Consulted can be a tricky role. Consulted means having critical knowledge, experience, or information necessary to successfully carry out the task, but does not actually do the work of the task. Be sure to keep a clear distinction between responsible and consulted.
Roles are not cast in stone. With the agreement of the stakeholders, they can be adjusted as needed. RACI charts are a perfect reference point when disagreements arise, and help facilitate healthy dialogue.
Perhaps an example we can all relate to.
A Quick Example
The family trip. A feat of complex logistics by itself, compounded by the fact that, well, if something is forgotten, everyone’s vacation will be ruined.
Packing suitcases. Everyone for themselves seems reasonable, but we all know what really happens. When you get there without a toothbrush. Mom!!!! So, in reality, Mom’s ultimately accountable for suitcase packing.
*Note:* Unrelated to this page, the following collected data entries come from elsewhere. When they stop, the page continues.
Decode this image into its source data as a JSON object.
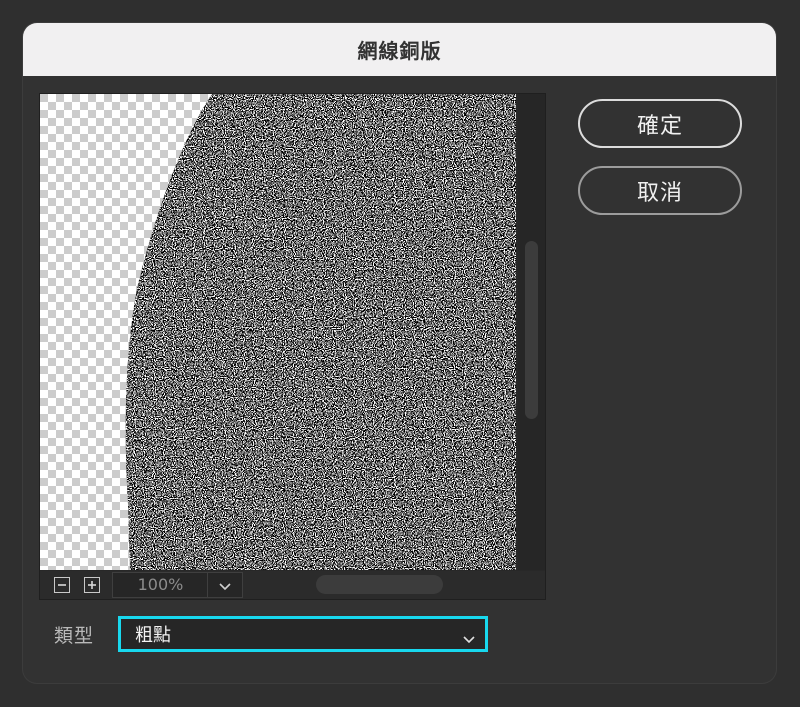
{
  "dialog": {
    "title": "網線銅版"
  },
  "preview": {
    "zoom_out_icon": "minus-square-icon",
    "zoom_in_icon": "plus-square-icon",
    "zoom_value": "100%",
    "zoom_dropdown_icon": "chevron-down-icon"
  },
  "buttons": {
    "ok_label": "確定",
    "cancel_label": "取消"
  },
  "type_field": {
    "label": "類型",
    "selected": "粗點",
    "dropdown_icon": "chevron-down-icon",
    "focus_color": "#18d8ee"
  }
}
That being the case, as accountable, she has the right to ask ‘did you pack your toothbrush?’ Everyone else is then responsible to pack their own.
Likewise (gender stereotypes be cursed) dad’s accountable to make sure the car is full of gas. But, let’s say Mom stops to get gas on the way home while dad’s packing. Dad’s still ultimately accountable, but Mom has taken responsibility for actually getting it done. The kids are informed.
Loading the right beach toys is a big deal. To the kids, the whole vacation is ruined by a toy mistake. Dad takes accountability, and each kid is responsible to get the right ones. But here mom is consulted, because she knows what works and what doesn’t. (“Mom, do you think we should bring the red bucket? The handle is broken, but I like it for sand castles.”)
Notice on the cabin reservation, Sarah is consulted. Last year she made an inventory of the “best cabins for next year”. Dad’s still responsible and Mom accountable, but her input is wanted.
Making it work
Making a RACI chart is a quick and painless way to increase clarity. Many organizations use them proactively when developing processes or project plans. RACIs accelerate delivery by avoiding unnecessary discussions and disagreements.
Things to keep in mind:
- Engage all stakeholder when creating
- Multiple accountable = too high level tasks
- Many responsible = too low level tasks
- One task, one accountable
- Consulted = information and expertise; not working task
- Informed = input not required; not working task. Kept informed
How have you found RACI charts helpful? What tips would you add for making them work in real life situations?